KPK saat ini masih menganalisis apakah tindakan penghilangan barang bukti tersebut dapat dikategorikan sebagai perintangan penyidikan.
Menurut Budi, pendalaman dilakukan untuk melihat keterkaitan peran pihak-pihak terkait dengan perkara utama.
“Apakah itu masuk ranah perintangan penyidikan masih kami dalami karena berkaitan dengan peran yang bersangkutan dalam perkara pokok,” katanya.
Perkara utama yang dimaksud adalah penyidikan dugaan korupsi penentuan kuota dan penyelenggaraan ibadah haji di Kementerian Agama periode 2023–2024.
Budi menegaskan, dugaan penghilangan barang bukti tidak memengaruhi kecukupan alat bukti dalam penyidikan.
“Dalam perkara ini, KPK telah mengantongi banyak barang bukti dari pemeriksaan lebih dari 300 PIHK, pihak Kementerian Agama, asosiasi, hingga BPKH,” ujarnya.

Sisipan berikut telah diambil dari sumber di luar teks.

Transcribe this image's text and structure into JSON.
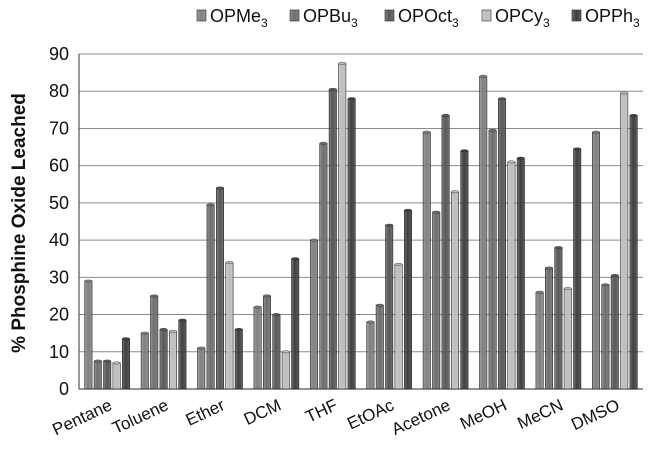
{
  "chart_data": {
    "type": "bar",
    "title": "",
    "xlabel": "",
    "ylabel": "% Phosphine Oxide Leached",
    "ylim": [
      0,
      90
    ],
    "yticks": [
      0,
      10,
      20,
      30,
      40,
      50,
      60,
      70,
      80,
      90
    ],
    "grid": true,
    "legend_position": "top",
    "categories": [
      "Pentane",
      "Toluene",
      "Ether",
      "DCM",
      "THF",
      "EtOAc",
      "Acetone",
      "MeOH",
      "MeCN",
      "DMSO"
    ],
    "series": [
      {
        "name": "OPMe3",
        "base": "OPMe",
        "sub": "3",
        "color": "#808080",
        "values": [
          29,
          15,
          11,
          22,
          40,
          18,
          69,
          84,
          26,
          69
        ]
      },
      {
        "name": "OPBu3",
        "base": "OPBu",
        "sub": "3",
        "color": "#6e6e6e",
        "values": [
          7.5,
          25,
          49.5,
          25,
          66,
          22.5,
          47.5,
          69.5,
          32.5,
          28
        ]
      },
      {
        "name": "OPOct3",
        "base": "OPOct",
        "sub": "3",
        "color": "#585858",
        "values": [
          7.5,
          16,
          54,
          20,
          80.5,
          44,
          73.5,
          78,
          38,
          30.5
        ]
      },
      {
        "name": "OPCy3",
        "base": "OPCy",
        "sub": "3",
        "color": "#bdbdbd",
        "values": [
          7,
          15.5,
          34,
          10,
          87.5,
          33.5,
          53,
          61,
          27,
          79.5
        ]
      },
      {
        "name": "OPPh3",
        "base": "OPPh",
        "sub": "3",
        "color": "#404040",
        "values": [
          13.5,
          18.5,
          16,
          35,
          78,
          48,
          64,
          62,
          64.5,
          73.5
        ]
      }
    ]
  }
}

Sebelumnya, KPK mengumumkan penyidikan kasus kuota haji pada 9 Agustus 2025. Dua hari kemudian, KPK menyampaikan estimasi awal kerugian negara lebih dari Rp 1 triliun serta mencegah tiga orang ke luar negeri, yakni mantan Menteri Agama Yaqut Cholil Qoumas, mantan staf khusus Menag Ishfah Abidal Aziz alias Gus Alex, dan pemilik Maktour Fuad Hasan Masyhur.
Pada 9 Januari 2026, KPK menetapkan Yaqut Cholil Qoumas dan Ishfah Abidal Aziz sebagai tersangka.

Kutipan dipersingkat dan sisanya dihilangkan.